Slope displacement prediction using sequential intelligent computing algorithms

Abstract

Slope displacement prediction plays a critical role in the early warning system for landslide and greatly helps prevent property damage and loss of human lives. Given the non-stationary and complex characteristic of the slope deformation, this paper proposes a slope displacement prediction model and an early warming framework based on a set of sequential intelligent computing algorithms that can take advantages of Rough Set theory (RS), Kernel principal component analysis (KPCA), quantum particle swarm optimization (QPSO), least square support vector machine (LSSVM), and Markov chain (MC). Firstly, based on the analysis results of field monitoring data, the environmental parameters affecting the landslide displacement are used as the initial input variables and discretized to remove the effects of dimension and magnitude. After this process, RS is utilized to identify the important influence factors in order to eliminate the multi-collinearity and redundancy of the attributes that were selected initially.
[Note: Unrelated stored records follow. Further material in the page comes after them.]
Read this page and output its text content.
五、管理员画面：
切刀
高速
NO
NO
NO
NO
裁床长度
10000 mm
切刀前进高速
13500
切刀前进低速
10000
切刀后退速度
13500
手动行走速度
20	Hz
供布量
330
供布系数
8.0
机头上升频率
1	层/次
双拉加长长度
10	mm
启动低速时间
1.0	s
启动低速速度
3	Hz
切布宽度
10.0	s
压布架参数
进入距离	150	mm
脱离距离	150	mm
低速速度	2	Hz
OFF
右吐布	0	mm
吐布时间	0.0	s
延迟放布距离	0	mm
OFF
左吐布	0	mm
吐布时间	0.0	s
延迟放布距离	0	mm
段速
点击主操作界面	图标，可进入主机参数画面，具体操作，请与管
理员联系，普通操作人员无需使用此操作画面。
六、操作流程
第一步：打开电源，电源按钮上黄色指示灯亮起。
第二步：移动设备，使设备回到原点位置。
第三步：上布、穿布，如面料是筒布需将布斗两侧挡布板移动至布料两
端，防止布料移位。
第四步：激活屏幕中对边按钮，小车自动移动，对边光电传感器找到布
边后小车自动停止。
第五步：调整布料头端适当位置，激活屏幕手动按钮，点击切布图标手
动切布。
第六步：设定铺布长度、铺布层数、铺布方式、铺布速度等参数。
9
As the extracted parameters are still high-dimensional, KPCA is employed to fuse them into a comprehensive indicator to further reduce input dimension and computational cost. The nonlinear relation model between the indicator and displacement is established by using LSSVM, with the parameters optimized through QPSO that has much faster and better global search ability. Once the QPSO-LSSVM model is established, MC is integrated to refine the prediction results. Five months continuous field measurements from the real time monitoring system of Tuyang landslide is applied to evaluate the effectiveness of the proposed model. The results demonstrate that the proposed approach achieves higher prediction accuracy, faster convergence, and better generalization compared with existing prevalent models.